В качестве носителя стволовых клеток можно использовать и нервные проводники, содержащие стимулирующие регенерацию факторы. В частности, новые каркасы, такие как гидрогели, которые имеют трехмерную пористую структуру и хорошую цитосовместимость, и могут быть использованы для обеспечения структурной поддержки клеточной адгезии, пролиферации и роста.
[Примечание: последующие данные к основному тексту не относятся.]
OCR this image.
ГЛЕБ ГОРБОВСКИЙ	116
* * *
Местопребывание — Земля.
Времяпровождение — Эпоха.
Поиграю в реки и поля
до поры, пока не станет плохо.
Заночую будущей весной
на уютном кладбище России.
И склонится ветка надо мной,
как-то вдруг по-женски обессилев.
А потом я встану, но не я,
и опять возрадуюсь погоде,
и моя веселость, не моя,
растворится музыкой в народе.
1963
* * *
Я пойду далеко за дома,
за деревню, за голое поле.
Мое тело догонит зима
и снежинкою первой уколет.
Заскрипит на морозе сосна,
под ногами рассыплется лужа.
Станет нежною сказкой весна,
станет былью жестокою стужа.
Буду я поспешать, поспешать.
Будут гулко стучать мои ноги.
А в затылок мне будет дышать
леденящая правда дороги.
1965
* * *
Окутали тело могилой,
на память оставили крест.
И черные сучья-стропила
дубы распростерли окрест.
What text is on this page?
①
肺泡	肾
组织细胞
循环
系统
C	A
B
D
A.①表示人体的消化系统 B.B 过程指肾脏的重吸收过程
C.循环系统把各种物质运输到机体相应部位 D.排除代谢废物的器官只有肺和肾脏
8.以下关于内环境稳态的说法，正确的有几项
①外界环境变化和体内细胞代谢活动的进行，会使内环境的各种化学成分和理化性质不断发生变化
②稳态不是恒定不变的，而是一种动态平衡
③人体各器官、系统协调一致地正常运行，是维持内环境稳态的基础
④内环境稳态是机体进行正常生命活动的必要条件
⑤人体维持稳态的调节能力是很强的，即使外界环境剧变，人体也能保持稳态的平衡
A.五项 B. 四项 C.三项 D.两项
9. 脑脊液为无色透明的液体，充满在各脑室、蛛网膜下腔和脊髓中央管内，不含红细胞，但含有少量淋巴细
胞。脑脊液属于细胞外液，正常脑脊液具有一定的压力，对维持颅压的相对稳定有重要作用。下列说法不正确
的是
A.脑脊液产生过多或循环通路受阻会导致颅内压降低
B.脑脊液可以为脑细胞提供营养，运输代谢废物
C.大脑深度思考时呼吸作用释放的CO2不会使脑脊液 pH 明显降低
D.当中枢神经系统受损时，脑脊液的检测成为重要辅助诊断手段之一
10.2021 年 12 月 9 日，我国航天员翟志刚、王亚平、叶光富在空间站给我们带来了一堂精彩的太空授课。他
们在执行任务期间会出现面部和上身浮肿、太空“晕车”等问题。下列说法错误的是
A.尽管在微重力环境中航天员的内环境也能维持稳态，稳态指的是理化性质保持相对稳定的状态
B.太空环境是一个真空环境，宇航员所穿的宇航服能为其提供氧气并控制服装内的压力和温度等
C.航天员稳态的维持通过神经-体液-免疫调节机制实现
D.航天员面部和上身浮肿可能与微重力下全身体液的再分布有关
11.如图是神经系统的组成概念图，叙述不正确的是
Каркасы могут быть разработаны для встраивания биологически активных веществ, таких как NGF [38]. Применение каркасов, например, из полиэтиленгликоля, Матригеля, гиалуроновой кислоты и др. материалов, обеспечивающих межклеточную коммуникацию и пролиферацию клеток, помогает предотвратить нежелательное рассеивание последних из локализации необходимого воздействия [19]. А.В. Балябин и др., проводя трансплантацию аутологичных нейральных стволовых клеток обонятельного эпителия мышей в гидрогеле на основе гиалуроновой кислоты, добились восстановлению рефлекторной активности, а также когнитивных способностей животных с искусственно нанесенной открытой черепно-мозговой травмой [48]. Положительный эффект применения аутогенных обкладочных клеток обонятельного эпителия в препарате «Сферогель» позволяет рекомендовать его для использования в клинике [10].
Доказано, что мультипотентные мезенхимальные стволовые клетки в альгинатных микрокапсулах теряют свою способность к пролиферации, так же как и ММСК, культивированные в широкопористых альгинатных губках, что А.Ю. Петренко и др. связывают с недостаточными адгезивными свойствами альгината. Присоединение наночастиц желатина к поверхности пор губок способствует увеличению адгезивных свойств носителя (губки) [49].
Заключение
Таким образом, поиск наиболее эффективного и безопасного варианта направленной стимуляции регенерации нервной ткани является перспективной, но тем не менее сложнейшей задачей современной нейротрансплантологии. Несмотря на существование большого количества работ по положительному влиянию трансплантации стволовых клеток для стимуляции регенерации нервной ткани, механизмы их влияния на процессы репарации в настоящее время до конца не установлены. То же самое касается и побочных эффектов применения клеточной терапии. Важным условием успеха является разработка протоколов направленной дифференцировки клеток. В данный момент именно получение клеток с высоким потенциалом к пролиферации и дифференцировке в нервные клетки конкретного фенотипа является наиболее важной целью, достижение которой позволит производить необходимое для проведения клеточной терапии количество специализированных нервных клеток.